Increased Use of Non-Originator Filgrastim Could Yield Substantial Savings
February 28, 2019
Switching to either the follow-on biologic (tbo-filgrastim) or biosimilar (filgrastim-sndz) version of the granulocyte colony-stimulating factor (G-CSF) filgrastim would decrease total annual plan costs for a 1 million-member U.S. health plan by almost $0.5 million, with per-member cost savings of $0.04 monthly and $0.48 annually, based on a budget impact analysis published in the January 2019 issue of Journal of Managed Care & Specialty Pharmacy.
G-CSFs are administered to reduce the incidence, severity, and duration of febrile neutropenia in patients undergoing chemotherapy. Short-acting filgrastim is one of the most widely used G-CSFs.
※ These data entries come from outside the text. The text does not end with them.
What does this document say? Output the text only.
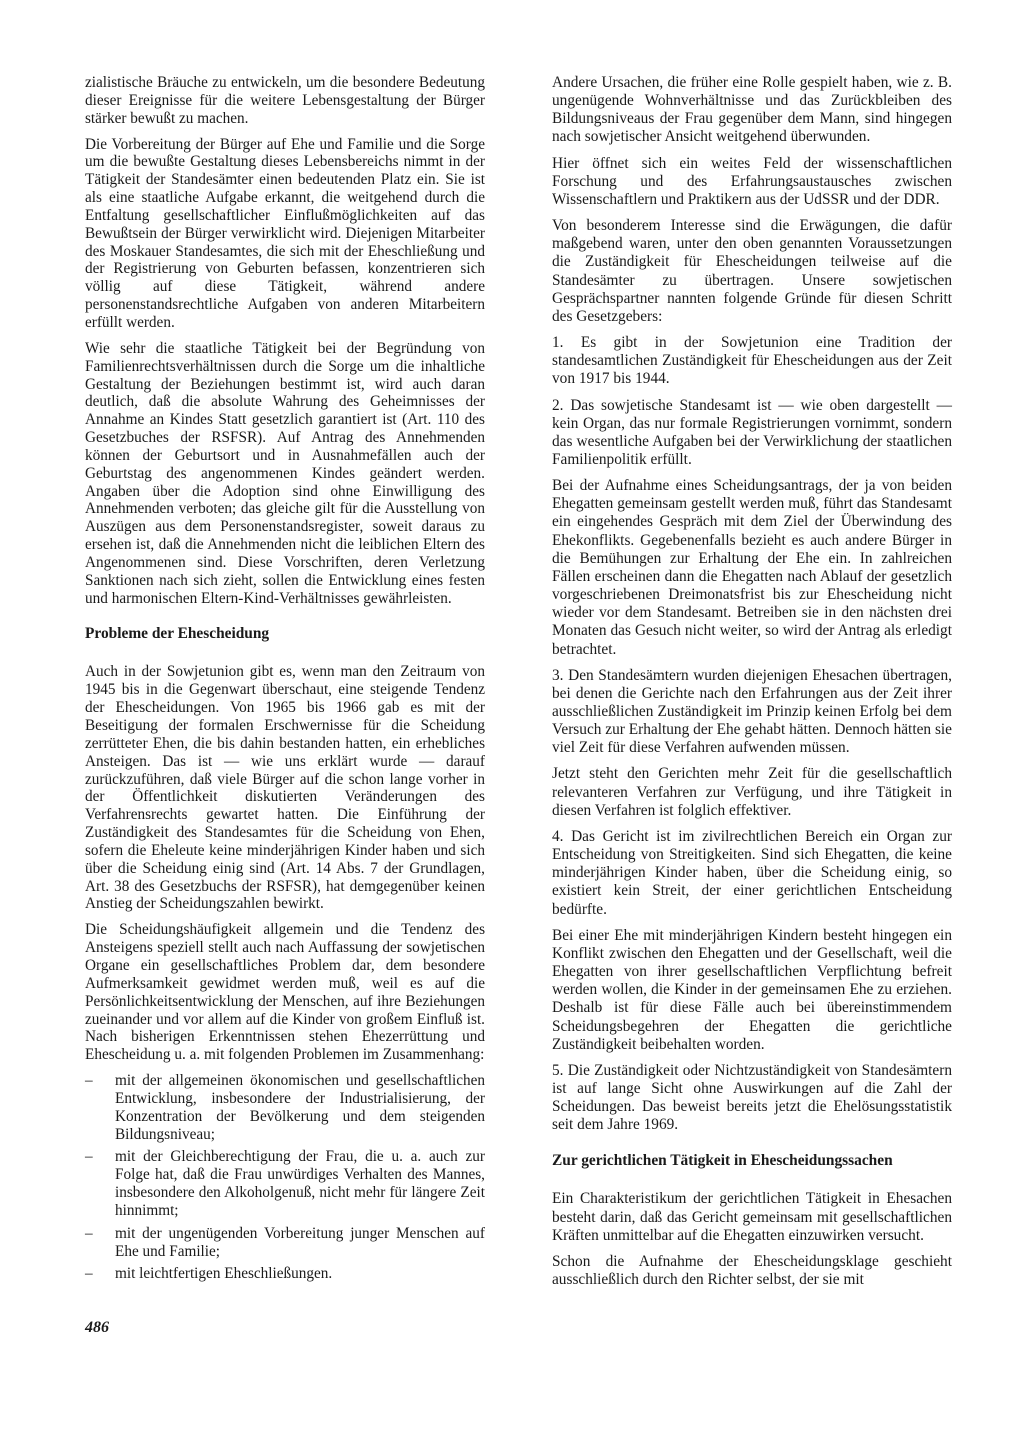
zialistische Bräuche zu entwickeln, um die besondere Bedeutung dieser Ereignisse für die weitere Lebensgestaltung der Bürger stärker bewußt zu machen.

Die Vorbereitung der Bürger auf Ehe und Familie und die Sorge um die bewußte Gestaltung dieses Lebensbereichs nimmt in der Tätigkeit der Standesämter einen bedeutenden Platz ein. Sie ist als eine staatliche Aufgabe erkannt, die weitgehend durch die Entfaltung gesellschaftlicher Einflußmöglichkeiten auf das Bewußtsein der Bürger verwirklicht wird. Diejenigen Mitarbeiter des Moskauer Standesamtes, die sich mit der Eheschließung und der Registrierung von Geburten befassen, konzentrieren sich völlig auf diese Tätigkeit, während andere personenstandsrechtliche Aufgaben von anderen Mitarbeitern erfüllt werden.

Wie sehr die staatliche Tätigkeit bei der Begründung von Familienrechtsverhältnissen durch die Sorge um die inhaltliche Gestaltung der Beziehungen bestimmt ist, wird auch daran deutlich, daß die absolute Wahrung des Geheimnisses der Annahme an Kindes Statt gesetzlich garantiert ist (Art. 110 des Gesetzbuches der RSFSR). Auf Antrag des Annehmenden können der Geburtsort und in Ausnahmefällen auch der Geburtstag des angenommenen Kindes geändert werden. Angaben über die Adoption sind ohne Einwilligung des Annehmenden verboten; das gleiche gilt für die Ausstellung von Auszügen aus dem Personenstandsregister, soweit daraus zu ersehen ist, daß die Annehmenden nicht die leiblichen Eltern des Angenommenen sind. Diese Vorschriften, deren Verletzung Sanktionen nach sich zieht, sollen die Entwicklung eines festen und harmonischen Eltern-Kind-Verhältnisses gewährleisten.

Probleme der Ehescheidung

Auch in der Sowjetunion gibt es, wenn man den Zeitraum von 1945 bis in die Gegenwart überschaut, eine steigende Tendenz der Ehescheidungen. Von 1965 bis 1966 gab es mit der Beseitigung der formalen Erschwernisse für die Scheidung zerrütteter Ehen, die bis dahin bestanden hatten, ein erhebliches Ansteigen. Das ist — wie uns erklärt wurde — darauf zurückzuführen, daß viele Bürger auf die schon lange vorher in der Öffentlichkeit diskutierten Veränderungen des Verfahrensrechts gewartet hatten. Die Einführung der Zuständigkeit des Standesamtes für die Scheidung von Ehen, sofern die Eheleute keine minderjährigen Kinder haben und sich über die Scheidung einig sind (Art. 14 Abs. 7 der Grundlagen, Art. 38 des Gesetzbuchs der RSFSR), hat demgegenüber keinen Anstieg der Scheidungszahlen bewirkt.

Die Scheidungshäufigkeit allgemein und die Tendenz des Ansteigens speziell stellt auch nach Auffassung der sowjetischen Organe ein gesellschaftliches Problem dar, dem besondere Aufmerksamkeit gewidmet werden muß, weil es auf die Persönlichkeitsentwicklung der Menschen, auf ihre Beziehungen zueinander und vor allem auf die Kinder von großem Einfluß ist. Nach bisherigen Erkenntnissen stehen Ehezerrüttung und Ehescheidung u. a. mit folgenden Problemen im Zusammenhang:

– mit der allgemeinen ökonomischen und gesellschaftlichen Entwicklung, insbesondere der Industrialisierung, der Konzentration der Bevölkerung und dem steigenden Bildungsniveau;
– mit der Gleichberechtigung der Frau, die u. a. auch zur Folge hat, daß die Frau unwürdiges Verhalten des Mannes, insbesondere den Alkoholgenuß, nicht mehr für längere Zeit hinnimmt;
– mit der ungenügenden Vorbereitung junger Menschen auf Ehe und Familie;
– mit leichtfertigen Eheschließungen.

Andere Ursachen, die früher eine Rolle gespielt haben, wie z. B. ungenügende Wohnverhältnisse und das Zurückbleiben des Bildungsniveaus der Frau gegenüber dem Mann, sind hingegen nach sowjetischer Ansicht weitgehend überwunden.

Hier öffnet sich ein weites Feld der wissenschaftlichen Forschung und des Erfahrungsaustausches zwischen Wissenschaftlern und Praktikern aus der UdSSR und der DDR.

Von besonderem Interesse sind die Erwägungen, die dafür maßgebend waren, unter den oben genannten Voraussetzungen die Zuständigkeit für Ehescheidungen teilweise auf die Standesämter zu übertragen. Unsere sowjetischen Gesprächspartner nannten folgende Gründe für diesen Schritt des Gesetzgebers:

1. Es gibt in der Sowjetunion eine Tradition der standesamtlichen Zuständigkeit für Ehescheidungen aus der Zeit von 1917 bis 1944.

2. Das sowjetische Standesamt ist — wie oben dargestellt — kein Organ, das nur formale Registrierungen vornimmt, sondern das wesentliche Aufgaben bei der Verwirklichung der staatlichen Familienpolitik erfüllt.

Bei der Aufnahme eines Scheidungsantrags, der ja von beiden Ehegatten gemeinsam gestellt werden muß, führt das Standesamt ein eingehendes Gespräch mit dem Ziel der Überwindung des Ehekonflikts. Gegebenenfalls bezieht es auch andere Bürger in die Bemühungen zur Erhaltung der Ehe ein. In zahlreichen Fällen erscheinen dann die Ehegatten nach Ablauf der gesetzlich vorgeschriebenen Dreimonatsfrist bis zur Ehescheidung nicht wieder vor dem Standesamt. Betreiben sie in den nächsten drei Monaten das Gesuch nicht weiter, so wird der Antrag als erledigt betrachtet.

3. Den Standesämtern wurden diejenigen Ehesachen übertragen, bei denen die Gerichte nach den Erfahrungen aus der Zeit ihrer ausschließlichen Zuständigkeit im Prinzip keinen Erfolg bei dem Versuch zur Erhaltung der Ehe gehabt hätten. Dennoch hätten sie viel Zeit für diese Verfahren aufwenden müssen.

Jetzt steht den Gerichten mehr Zeit für die gesellschaftlich relevanteren Verfahren zur Verfügung, und ihre Tätigkeit in diesen Verfahren ist folglich effektiver.

4. Das Gericht ist im zivilrechtlichen Bereich ein Organ zur Entscheidung von Streitigkeiten. Sind sich Ehegatten, die keine minderjährigen Kinder haben, über die Scheidung einig, so existiert kein Streit, der einer gerichtlichen Entscheidung bedürfte.

Bei einer Ehe mit minderjährigen Kindern besteht hingegen ein Konflikt zwischen den Ehegatten und der Gesellschaft, weil die Ehegatten von ihrer gesellschaftlichen Verpflichtung befreit werden wollen, die Kinder in der gemeinsamen Ehe zu erziehen. Deshalb ist für diese Fälle auch bei übereinstimmendem Scheidungsbegehren der Ehegatten die gerichtliche Zuständigkeit beibehalten worden.

5. Die Zuständigkeit oder Nichtzuständigkeit von Standesämtern ist auf lange Sicht ohne Auswirkungen auf die Zahl der Scheidungen. Das beweist bereits jetzt die Ehelösungsstatistik seit dem Jahre 1969.

Zur gerichtlichen Tätigkeit in Ehescheidungssachen

Ein Charakteristikum der gerichtlichen Tätigkeit in Ehesachen besteht darin, daß das Gericht gemeinsam mit gesellschaftlichen Kräften unmittelbar auf die Ehegatten einzuwirken versucht.

Schon die Aufnahme der Ehescheidungsklage geschieht ausschließlich durch den Richter selbst, der sie mit

486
For this analysis, the authors developed an interactive budget model to estimate the annual economic cost of increasing utilization of tbo-filgrastim and filgrastim-sndz as a patient-administered (i.e., home-administered) treatment option for patients with nonmyeloid malignancies undergoing myelosuppressive chemotherapy.
Specifically, the model estimated the changes in drug cost associated with a 5% projected increase in market share for tbo-filgrastim (from 5% to 10%) and a 2% increase in market share for filgrastim-sndz (from 10% to 12%), with a corresponding decrease in filgrastim market share from 85% to 78%. Patient self-administration at home was assumed for 20% of patients receiving short-acting G-CSF treatment; all products were purchased through the patient’s pharmacy benefit and were assumed to have tier 3 formulary status with a patient copay of $54 per prescription. The total plan budget impact was calculated using a 1-year time horizon, along with the differences in per member per month and per member per year (PMPY) costs between the current and future scenarios.
Depending on dosage and packaging, the effective annual per-patient drug cost to the plan totaled between:
- $16,961 and $27,199 for tbo-filgrastim.
- $16,216 and $26,015 for filgrastim-sndz.
- $19,134 and $30,663 for filgrastim.
Compared with filgrastim, these costs are 11% lower for tbo-filgrastim and 15% lower for filgrastim-sndz.
The estimated total annual plan cost associated with patient-administered short-acting G-CSFs was $53,298,217 (PMPY = $53.30) in the current scenario and $52,828,832 (PMPY = $52.82) in the future scenario. The model was most sensitive to changes in the percentage of patients self-administering G-CSF at home and to the wholesale acquisition cost for filgrastim.
The authors concluded that concomitantly increasing the use of tbo-filgrastim and filgrastim-sndz and decreasing the use of filgrastim by patients who self-administer short-acting G-CSFs may offer a more affordable option for U.S. payers.
Trautman H, Szabo E, James E, et al. Patient-administered biologic and biosimilar filgrastim may offer more affordable options for patients with nonmyeloid malignancies receiving chemotherapy in the United States: a budget impact analysis from the payer perspective. J Manag Care Spec Pharm. 2019 Jan;25(1):94-101. doi: 10.18553/jmcp.2018.18094. Epub 2018 Aug 7.